Several limitations should be considered when interpreting these results. First, our study examines maltreatment exposure before age 11, thus our results may not be generalizable to maltreatment occurring in later childhood and adolescence. Second, differences in maltreatment survey depth could have biased our results towards increased disagreement. Although mothers and partners identified the perpetrator of maltreatment, our definition of agreement was not based on the identity of the perpetrator. Therefore, a mother and partner pair could be coded as in agreement on the child’s exposure to maltreatment but have disagreement on who was responsible. Likewise, disagreement between caregiver–child pairs could be due to the child being maltreated by another adult in the family, although perpetrators of the maltreatment are most often a child’s parent [40]. Finally, there are several types of bias including memory, recall, and reporting bias that may affect how ALSPAC participants responded to surveys.

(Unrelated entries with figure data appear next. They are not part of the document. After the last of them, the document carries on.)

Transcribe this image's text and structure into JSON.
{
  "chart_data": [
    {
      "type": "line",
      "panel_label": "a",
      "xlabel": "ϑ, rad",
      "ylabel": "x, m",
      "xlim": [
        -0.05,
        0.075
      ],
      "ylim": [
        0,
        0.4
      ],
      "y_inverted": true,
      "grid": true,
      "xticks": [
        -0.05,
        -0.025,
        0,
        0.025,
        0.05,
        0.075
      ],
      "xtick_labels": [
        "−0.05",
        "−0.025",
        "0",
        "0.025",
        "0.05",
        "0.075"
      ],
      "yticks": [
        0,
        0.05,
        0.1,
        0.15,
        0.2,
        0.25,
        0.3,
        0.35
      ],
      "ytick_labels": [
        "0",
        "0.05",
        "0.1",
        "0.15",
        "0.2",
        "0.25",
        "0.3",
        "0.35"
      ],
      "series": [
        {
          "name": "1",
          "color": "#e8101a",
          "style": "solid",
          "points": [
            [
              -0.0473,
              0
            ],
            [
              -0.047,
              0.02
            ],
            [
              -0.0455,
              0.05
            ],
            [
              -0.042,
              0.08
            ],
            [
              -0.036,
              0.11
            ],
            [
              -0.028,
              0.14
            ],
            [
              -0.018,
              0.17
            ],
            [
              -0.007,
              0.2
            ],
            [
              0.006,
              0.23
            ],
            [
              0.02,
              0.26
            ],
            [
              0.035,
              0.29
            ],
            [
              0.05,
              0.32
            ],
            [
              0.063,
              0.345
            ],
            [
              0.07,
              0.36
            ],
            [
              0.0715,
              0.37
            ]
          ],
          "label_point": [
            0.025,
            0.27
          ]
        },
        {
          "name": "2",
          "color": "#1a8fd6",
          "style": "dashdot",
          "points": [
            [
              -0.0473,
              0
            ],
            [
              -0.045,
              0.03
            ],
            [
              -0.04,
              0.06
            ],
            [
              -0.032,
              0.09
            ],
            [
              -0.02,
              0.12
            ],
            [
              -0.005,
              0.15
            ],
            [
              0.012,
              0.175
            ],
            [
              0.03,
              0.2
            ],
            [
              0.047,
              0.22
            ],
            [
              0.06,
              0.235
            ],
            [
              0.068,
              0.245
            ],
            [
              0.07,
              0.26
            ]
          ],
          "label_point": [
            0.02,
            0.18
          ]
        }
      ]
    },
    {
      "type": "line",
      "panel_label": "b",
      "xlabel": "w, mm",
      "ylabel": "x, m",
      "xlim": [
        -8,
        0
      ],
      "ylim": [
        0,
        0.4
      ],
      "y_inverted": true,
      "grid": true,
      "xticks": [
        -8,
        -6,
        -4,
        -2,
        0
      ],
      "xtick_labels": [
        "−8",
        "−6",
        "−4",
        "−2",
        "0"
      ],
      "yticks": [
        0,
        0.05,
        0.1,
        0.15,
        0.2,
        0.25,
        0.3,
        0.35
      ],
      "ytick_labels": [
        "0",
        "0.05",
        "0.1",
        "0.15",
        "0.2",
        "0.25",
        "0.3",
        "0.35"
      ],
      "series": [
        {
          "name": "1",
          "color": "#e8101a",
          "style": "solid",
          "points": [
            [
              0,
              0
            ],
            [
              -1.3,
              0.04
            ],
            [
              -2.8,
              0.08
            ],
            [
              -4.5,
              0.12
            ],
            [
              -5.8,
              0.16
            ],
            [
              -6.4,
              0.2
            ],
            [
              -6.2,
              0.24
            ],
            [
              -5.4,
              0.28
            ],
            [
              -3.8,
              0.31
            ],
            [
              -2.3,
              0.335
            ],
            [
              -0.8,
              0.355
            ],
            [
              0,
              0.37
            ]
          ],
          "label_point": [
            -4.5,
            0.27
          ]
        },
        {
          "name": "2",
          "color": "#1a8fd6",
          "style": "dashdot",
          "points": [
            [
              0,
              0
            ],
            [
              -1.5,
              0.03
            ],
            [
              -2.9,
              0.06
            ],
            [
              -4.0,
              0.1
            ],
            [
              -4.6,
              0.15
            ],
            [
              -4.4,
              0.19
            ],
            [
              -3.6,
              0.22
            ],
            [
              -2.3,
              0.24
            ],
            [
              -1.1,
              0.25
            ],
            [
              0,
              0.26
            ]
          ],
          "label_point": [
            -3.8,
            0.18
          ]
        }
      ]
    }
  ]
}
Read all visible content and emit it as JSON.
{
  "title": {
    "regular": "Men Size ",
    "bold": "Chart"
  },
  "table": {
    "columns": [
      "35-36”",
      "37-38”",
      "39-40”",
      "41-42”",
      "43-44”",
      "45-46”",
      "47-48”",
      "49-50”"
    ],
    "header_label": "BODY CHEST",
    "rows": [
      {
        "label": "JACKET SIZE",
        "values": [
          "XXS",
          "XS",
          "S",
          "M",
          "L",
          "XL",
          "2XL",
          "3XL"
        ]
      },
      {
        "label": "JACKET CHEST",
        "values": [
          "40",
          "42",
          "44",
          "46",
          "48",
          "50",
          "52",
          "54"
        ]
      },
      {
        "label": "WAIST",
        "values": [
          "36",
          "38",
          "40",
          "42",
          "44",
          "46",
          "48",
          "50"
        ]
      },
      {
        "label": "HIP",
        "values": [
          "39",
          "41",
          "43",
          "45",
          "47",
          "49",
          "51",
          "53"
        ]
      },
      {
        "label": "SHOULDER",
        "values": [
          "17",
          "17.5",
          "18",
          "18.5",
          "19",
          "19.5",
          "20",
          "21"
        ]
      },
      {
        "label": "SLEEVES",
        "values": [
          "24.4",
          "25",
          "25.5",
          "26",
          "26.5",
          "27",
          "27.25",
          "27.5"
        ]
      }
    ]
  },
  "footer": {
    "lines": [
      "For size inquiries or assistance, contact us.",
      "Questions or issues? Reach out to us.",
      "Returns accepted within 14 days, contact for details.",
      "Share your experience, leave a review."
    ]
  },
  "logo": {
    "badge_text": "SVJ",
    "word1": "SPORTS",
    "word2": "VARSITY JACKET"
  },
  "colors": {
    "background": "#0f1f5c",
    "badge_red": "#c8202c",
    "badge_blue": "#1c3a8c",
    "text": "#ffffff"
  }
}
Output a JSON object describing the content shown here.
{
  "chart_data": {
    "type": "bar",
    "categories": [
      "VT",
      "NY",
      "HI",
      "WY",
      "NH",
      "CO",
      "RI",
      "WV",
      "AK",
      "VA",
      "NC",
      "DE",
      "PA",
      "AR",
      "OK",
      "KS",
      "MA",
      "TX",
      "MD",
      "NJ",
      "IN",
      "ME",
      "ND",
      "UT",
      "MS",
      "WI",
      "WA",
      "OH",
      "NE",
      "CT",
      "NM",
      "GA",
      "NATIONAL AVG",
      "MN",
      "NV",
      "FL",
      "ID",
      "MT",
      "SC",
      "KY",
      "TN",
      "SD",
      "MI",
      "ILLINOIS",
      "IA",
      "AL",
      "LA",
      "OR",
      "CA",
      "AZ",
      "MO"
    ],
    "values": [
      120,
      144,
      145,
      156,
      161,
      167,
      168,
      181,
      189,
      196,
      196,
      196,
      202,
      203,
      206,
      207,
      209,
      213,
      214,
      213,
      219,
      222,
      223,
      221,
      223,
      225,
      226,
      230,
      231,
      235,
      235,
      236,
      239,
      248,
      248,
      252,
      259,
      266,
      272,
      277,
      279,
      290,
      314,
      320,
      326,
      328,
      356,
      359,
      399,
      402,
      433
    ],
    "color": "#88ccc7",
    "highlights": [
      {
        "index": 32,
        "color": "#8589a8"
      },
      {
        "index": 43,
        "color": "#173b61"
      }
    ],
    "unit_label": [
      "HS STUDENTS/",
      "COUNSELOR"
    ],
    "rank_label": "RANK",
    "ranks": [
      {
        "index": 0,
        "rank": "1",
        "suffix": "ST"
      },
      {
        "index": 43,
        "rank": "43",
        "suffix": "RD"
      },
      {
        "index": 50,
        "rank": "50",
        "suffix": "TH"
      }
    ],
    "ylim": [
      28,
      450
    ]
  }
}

Future studies should focus on the way maltreatment is screened and how the identity of the perpetrator of maltreatment influences multi-informant disagreement.

Summary

Our study found that retrospective child reports and prospective caregiver reports of child maltreatment often disagree, and caution should be taken in using these reports interchangeably. We identified predictors of disagreement in reporting including child male sex, maternal education levels lower than a college degree, maternal postnatal depression, caregiver history of childhood maltreatment, and impaired maternal bonding. Further research is needed to understand what factors drive disagreement and how to optimize child maltreatment assessment in clinical practice accounting for the perspectives of both caregivers and children themselves. Disagreement between reporters may be important to consider when exploring the mechanisms underlying the connection between child maltreatment, poor health outcomes, and type of report, as well as possible unmet need for mental health evaluation.